Has The California State Treasurer's Office Gone Underground?

Late last month, the California State Treasurer's Office announced a "move to stop 'Pay-to-Play' school bond campaigns".  According to the announcement:

[M]unicipal finance firms seeking state business will be required to certify that they make no contributions to bond election campaigns. Firms that fail to do so will be removed from the state’s official list of acceptable vendors and barred from participating in state-issued bonds.

The Treasurer's office has sent a letter to prospective underwriters advising them of the imposition of this "new minimum qualification" and requesting that they return a certification form by August 31, 2016.

However well intended, I question whether this action is legal.  California's Administrative Procedure Act provides:

No state agency shall issue, utilize, enforce, or attempt to enforce any guideline, criterion, bulletin, manual, instruction, order, standard of general application, or other rule, which is a regulation as defined in Section 11342.600, unless the guideline, criterion, bulletin, manual, instruction, order, standard of general application, or other rule has been adopted as a regulation and filed with the Secretary of State pursuant to this chapter.

Cal. Gov't Code § 11340.5(a).  A "regulation" is broadly defined as "every rule, regulation, order, or standard of general application or the amendment, supplement, or revision of any rule, regulation, order, or standard adopted by any state agency to implement, interpret, or make specific the law enforced or administered by it, or to govern its procedure."  Cal.
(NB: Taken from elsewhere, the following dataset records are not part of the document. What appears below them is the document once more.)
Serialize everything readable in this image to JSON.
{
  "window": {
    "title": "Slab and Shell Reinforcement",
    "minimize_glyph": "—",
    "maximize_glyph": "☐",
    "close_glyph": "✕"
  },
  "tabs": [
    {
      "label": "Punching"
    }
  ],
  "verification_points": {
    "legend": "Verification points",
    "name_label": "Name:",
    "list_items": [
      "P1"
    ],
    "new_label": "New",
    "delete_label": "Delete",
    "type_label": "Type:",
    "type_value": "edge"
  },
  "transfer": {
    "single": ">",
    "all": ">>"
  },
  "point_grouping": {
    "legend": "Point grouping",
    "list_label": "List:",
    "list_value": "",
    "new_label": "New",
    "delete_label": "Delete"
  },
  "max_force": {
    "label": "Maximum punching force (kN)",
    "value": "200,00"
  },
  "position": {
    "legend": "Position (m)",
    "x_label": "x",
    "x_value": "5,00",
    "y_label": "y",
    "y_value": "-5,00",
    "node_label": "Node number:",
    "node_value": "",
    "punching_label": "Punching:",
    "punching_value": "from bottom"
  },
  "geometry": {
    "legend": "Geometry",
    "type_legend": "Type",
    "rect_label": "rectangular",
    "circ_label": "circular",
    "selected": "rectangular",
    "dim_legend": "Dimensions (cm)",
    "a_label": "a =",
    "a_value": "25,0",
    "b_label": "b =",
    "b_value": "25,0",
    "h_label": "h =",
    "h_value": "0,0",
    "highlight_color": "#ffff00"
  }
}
Gov't  Code § 11342.600.  It cannot be gainsaid that the Treasurer's "new minimum qualification" is a "standard of general application" and hence a "regulation" within the meaning of the APA.

I contacted the Treasurer's office and received the following response:

The Treasurer's Office has the sole authority to establish a pool of qualified underwriters for State bond work and enter into agreements in connection with State bond sales.  (Government Code section 5703.)  As a matter of longstanding practice, the Treasurer's Office has established such pools not just for underwriters, but also for bond counsel firms and financial advisors.  Generally speaking, the pools are "re-established" every two years via a Request for Qualifications process.  Much like any other procurement process initiated by government agencies, the Treasurer's Office issues an RFQ that outlines the types of services the office may contract for, minimum qualifications for both entrance into and on-going membership in the pools, and proposal requirements.  Interested firms then submit proposals and those firms that meet the minimum requirements are admitted to the pools.  The recently announced requirement for municipal finance firms was introduced in conjunction with this process.  It is an on-going requirement for current pool members and will be incorporated into the next round of RFQs, when the pools are re-established in the near future.

Because this is a procurement process relating to this office's need to contract for services with municipal finance firms, the Administrative Procedures [sic] Act does not apply, as it does not apply to other procurement processes utilized by government agencies throughout California.  Generally speaking, the requirements and qualifications for procurements are laid out in the procurement documents themselves and not through regulations adopted pursuant to the Administrative Procedures Act.

The Treasurer's office may think it has a good dog, but I don't think it will hunt.

Government Code Section 5703 does not exempt the Treasurer's office from compliance with the APA.  As explained in this determination from the California Office of Administrative Law (OAL):

Provisions of a contract, which are rules of general applicability interpreting a statute (or a regulation), are not shielded from APA challenge.  There is no express statutory language which provides that agency rules placed in contract provisions are exempt from the APA.  Applying Government Code section 11346, which requires that exemptions be expressly stated in statute, OAL presumes that no such exemption exists.

In addition, it appears the Legislature intended that there be no exemption for contract provisions.  Exempting public contracts was - and is - a clear policy alternative.  The federal APA first enacted in 1946, exempted "matter relating to agency management or personnel or to public property, loans, grants, benefits or contracts" (emphasis added) from rulemaking requirements.  In enacting the California APA in 1947, the Legislature rejected a proposal to exempt "any interpretative rule or any rule relating to public property, public loans, public grants or public contracts" (emphasis added) from APA notice and hearing requirements.  It therefore seems that the 1947 Legislature considered and rejected the idea of following the federal example of exempting rules contained in public contracts from notice and comment requirements.

1998 OAL D-30 (footnotes omitted).  See also 2000 OAL D-17 ("The fact that a rule or criteria may have been issued or utilized as part of a bidding and proposal process does not insulate them from scrutiny under the APA.").

Readers with a long memory may recall that in 2009 I challenged a CalPERS' attempt to impose disclosure requirements on placement agents without complying with the APA.  After the OAL accepted my petition for review of the requirements, CalPERS backed down and adopted regulations under the APA.  See CalPERS’ Proposed Placement Agent Disclosure Rule Likely to be Amended.